Recession brought in the worst for Latvia’s economy, with a nearly 18% decline in the GDP. The IMF and EU bailed the country out of a serious situation, helping to decrease the fiscal deficit to 5% of the GDP. Most banks, companies and real estate firms have been privatized in Latvia, although there still is a need to fight the budget deficit that is increasing at a fast pace.
Amidst all this, the service sector remains the most active contributor of the national GDP, accounting for almost 72.4% of the GDP. The industry sector contributes almost 24% of the national GDP and agriculture sector chips in with 3.6%.

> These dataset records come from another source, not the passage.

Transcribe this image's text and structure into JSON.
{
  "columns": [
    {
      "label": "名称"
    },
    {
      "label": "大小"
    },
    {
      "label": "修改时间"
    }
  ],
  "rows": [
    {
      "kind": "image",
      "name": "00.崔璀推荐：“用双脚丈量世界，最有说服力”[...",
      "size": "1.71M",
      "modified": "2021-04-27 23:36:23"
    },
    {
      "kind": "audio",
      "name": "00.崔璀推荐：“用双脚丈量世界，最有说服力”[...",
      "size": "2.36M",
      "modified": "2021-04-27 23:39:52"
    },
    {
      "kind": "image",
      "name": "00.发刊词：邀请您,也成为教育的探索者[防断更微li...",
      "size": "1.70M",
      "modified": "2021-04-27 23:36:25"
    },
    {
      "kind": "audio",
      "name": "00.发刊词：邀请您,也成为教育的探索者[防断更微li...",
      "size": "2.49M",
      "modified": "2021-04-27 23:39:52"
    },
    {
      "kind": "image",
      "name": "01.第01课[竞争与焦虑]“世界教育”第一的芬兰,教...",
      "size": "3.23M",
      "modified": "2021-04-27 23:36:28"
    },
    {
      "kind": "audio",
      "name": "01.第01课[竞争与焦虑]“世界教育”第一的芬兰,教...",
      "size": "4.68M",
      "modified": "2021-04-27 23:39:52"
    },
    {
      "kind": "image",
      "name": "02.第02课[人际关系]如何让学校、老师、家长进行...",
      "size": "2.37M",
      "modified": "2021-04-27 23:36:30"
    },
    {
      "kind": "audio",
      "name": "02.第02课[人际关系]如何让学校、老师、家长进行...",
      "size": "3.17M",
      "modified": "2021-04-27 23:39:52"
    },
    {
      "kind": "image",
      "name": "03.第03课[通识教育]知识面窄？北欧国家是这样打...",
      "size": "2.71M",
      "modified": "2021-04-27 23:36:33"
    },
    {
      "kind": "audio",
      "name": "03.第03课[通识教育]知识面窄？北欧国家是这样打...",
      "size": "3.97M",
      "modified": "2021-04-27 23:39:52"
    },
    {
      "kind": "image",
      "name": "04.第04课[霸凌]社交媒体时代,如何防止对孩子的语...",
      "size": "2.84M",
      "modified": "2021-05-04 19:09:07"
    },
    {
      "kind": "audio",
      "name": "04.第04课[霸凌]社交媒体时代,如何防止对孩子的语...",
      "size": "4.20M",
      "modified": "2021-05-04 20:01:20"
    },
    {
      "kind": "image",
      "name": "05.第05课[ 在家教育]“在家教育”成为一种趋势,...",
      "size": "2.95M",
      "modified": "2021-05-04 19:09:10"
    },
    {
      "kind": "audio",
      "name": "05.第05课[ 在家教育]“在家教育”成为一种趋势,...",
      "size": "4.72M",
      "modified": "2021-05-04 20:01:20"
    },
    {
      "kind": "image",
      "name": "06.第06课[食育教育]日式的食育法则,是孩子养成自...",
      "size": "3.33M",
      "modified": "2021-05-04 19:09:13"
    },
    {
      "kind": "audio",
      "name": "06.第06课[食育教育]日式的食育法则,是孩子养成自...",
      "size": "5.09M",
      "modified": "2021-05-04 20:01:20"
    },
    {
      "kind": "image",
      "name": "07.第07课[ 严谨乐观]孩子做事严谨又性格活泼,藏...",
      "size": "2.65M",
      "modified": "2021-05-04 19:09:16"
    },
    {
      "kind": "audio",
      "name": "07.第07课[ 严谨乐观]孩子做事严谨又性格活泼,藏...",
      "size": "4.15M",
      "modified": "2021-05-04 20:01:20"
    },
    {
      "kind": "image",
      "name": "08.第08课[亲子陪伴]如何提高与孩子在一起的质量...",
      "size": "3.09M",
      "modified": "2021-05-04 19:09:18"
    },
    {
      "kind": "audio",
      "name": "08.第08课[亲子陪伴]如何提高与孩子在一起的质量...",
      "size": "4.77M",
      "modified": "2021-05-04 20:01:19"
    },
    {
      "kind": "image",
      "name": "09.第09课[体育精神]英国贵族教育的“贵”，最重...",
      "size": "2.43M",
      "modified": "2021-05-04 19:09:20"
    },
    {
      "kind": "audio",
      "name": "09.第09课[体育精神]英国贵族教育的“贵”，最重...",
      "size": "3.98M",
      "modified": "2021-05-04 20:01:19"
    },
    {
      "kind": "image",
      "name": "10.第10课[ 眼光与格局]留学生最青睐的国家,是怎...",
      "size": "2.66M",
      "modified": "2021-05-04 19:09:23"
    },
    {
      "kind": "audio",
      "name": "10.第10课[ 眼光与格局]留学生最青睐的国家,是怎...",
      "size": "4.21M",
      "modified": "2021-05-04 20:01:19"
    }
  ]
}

According to the 2009 figures, Latvia’s GDP (purchasing power parity) was $32.4 billion, which was significantly lower than the 2008 figure of $39.42 billion and the 2007 figure of $41.32 billion.
The growth rate from 2007 to 2009 was as follows:
2007: 10%
2008: -4.6%
2009: -17.8%
The GDP per capita decreased as well, coming in at $14,500 in 2009, down from 2008 figure of $17,600 and 2007 figure of $18,300.
The unemployment rate, however, soared to 16.6%, whereas it had been well under the two digit range at 7.5% in 2008. Public debt increased from 19.5% (2008) to 32.5% in 2009. The only growth, aided by the IMF and EU, seemed evident in Latvia’s current balance, with figures moving from -$4.492 billion in 2008 to $1.64 billion in 2009.